Keywords: Moffete, oxidative stress, antioxidant plasma capacity, myocardial ischemia, histology


Natural mofettes are gases resulting from natural post-volcanic emanations (1) that are found in certain areas of Romania, e.g. in the Harghita volcanic massif, from which carbon dioxide, present in a 95-98% proportion, is used as a therapeutic factor (2,3). Along with carbon dioxide, mofette gas contains small amounts of other volcanic emission gases: ammonium, sulfur, helium and radon (4,5), which induce pulverization of CO2 molecules, increasing the penetration power of CO2 (1-3). Mofettes also contain positive and negative air ions, 2,000-15,000 ions/cm3, and have a radioactivity of 0.3 μCi/l, without cancer risk, and a radon concentration lower than 1% (4).

In Romania, there are natural mofettes in the spa resorts Covasna, Băile Tuşnad, Balvanyos, Balnaş, Harghita Băi, Buziaş, Borşa, Slănic Moldova, Sangeorz Băi (2,3,6,7). Mofettes, as natural phenomena, are extremely rare in Europe and the rest of the world; except those present in Romania, they can be found only in Hungary, in Grotta di Cani near Naples, in Marienberg and Andernach in Germany, in Tiskory Lanz in Czechia, in Jawa island and in the Yellowstone Park in the USA (8).
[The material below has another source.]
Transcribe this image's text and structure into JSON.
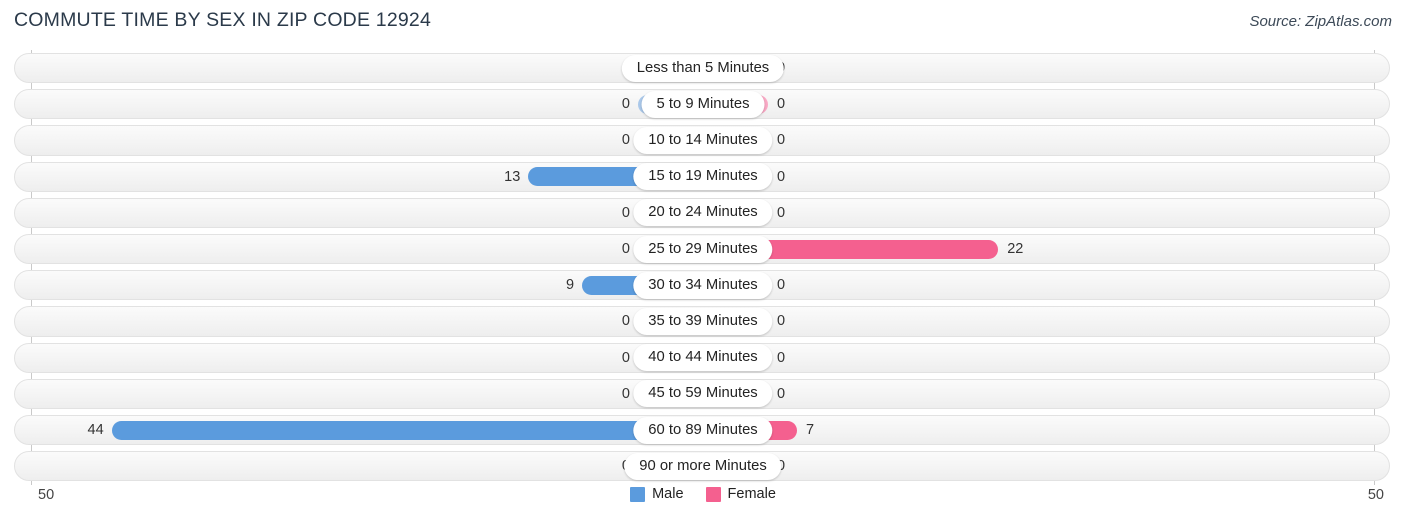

Given their therapeutic efficacy, in many medical rehabilitation centers, artificial mofettes supplied from external sources have been developed (1-3). Mofette gas is indicated for certain diseases, such as peripheral arterial disease stage 1, 2 and 3, arteritis, venopathy, leg ulcers, chronic stable ischemic heart disease, stable hypertension stage 1 and 2, dermatological, gynecological diseases, chronic degenerative rheumatism (2,3). However, the major indication of mofette is in secondary prevention of cardiovascular disease and cardiovascular disease rehabilitation (6,7).

The exclusive use of the properties of carbon dioxide is possible by eliminating the mechanical factor, hydrostatic pressure, the thermal factor and gas bubble micromassage that are added to the carbonated mineral bath (2,3). Natural mofette is considered to induce an increase in blood flow through penetration of CO2 into the skin and muscles, which has a direct action on the smooth muscles of blood vessels, particularly on very small vessels and arterioles, an action estimated to be superior to that of peripheral vasodilatory drugs (1-3).

Research performed on the natural mofette found in Covasna spa resort, Romania, showed some of its mechanisms of action, i.e. the effect of carbon dioxide inhaled by patients during mofette therapy (carbon dioxide concentration in the air 1.5-2 volumes %, demonstrated by capnography); following inhalation of carbon dioxide, an increase in cerebral blood flow, up to 75%, was found (2,3,6,7). During therapy, CO2 inhaled and dissolved in plasma, and absorbed into the skin, has many effects on the body; thus, at the level of peripheral circulation, it induces skin hyperemia by direct action on metarterioles, with an increase in skin temperature by 1.5-4 degrees C and a 44% increase in skeletal muscle blood flow (1-3).

There are also effects on cardiac hemodynamics by causing arterial vasodilation, a decrease in the pre-ejection period, an increase in the ejection period, and a reduction in blood pressure with consequences on peripheral oxygen use, which explains the improvement of cardiac performance parameters as well as the exercise capacity in coronary patients and patients with myocardial infarction sequelae (1-3,6).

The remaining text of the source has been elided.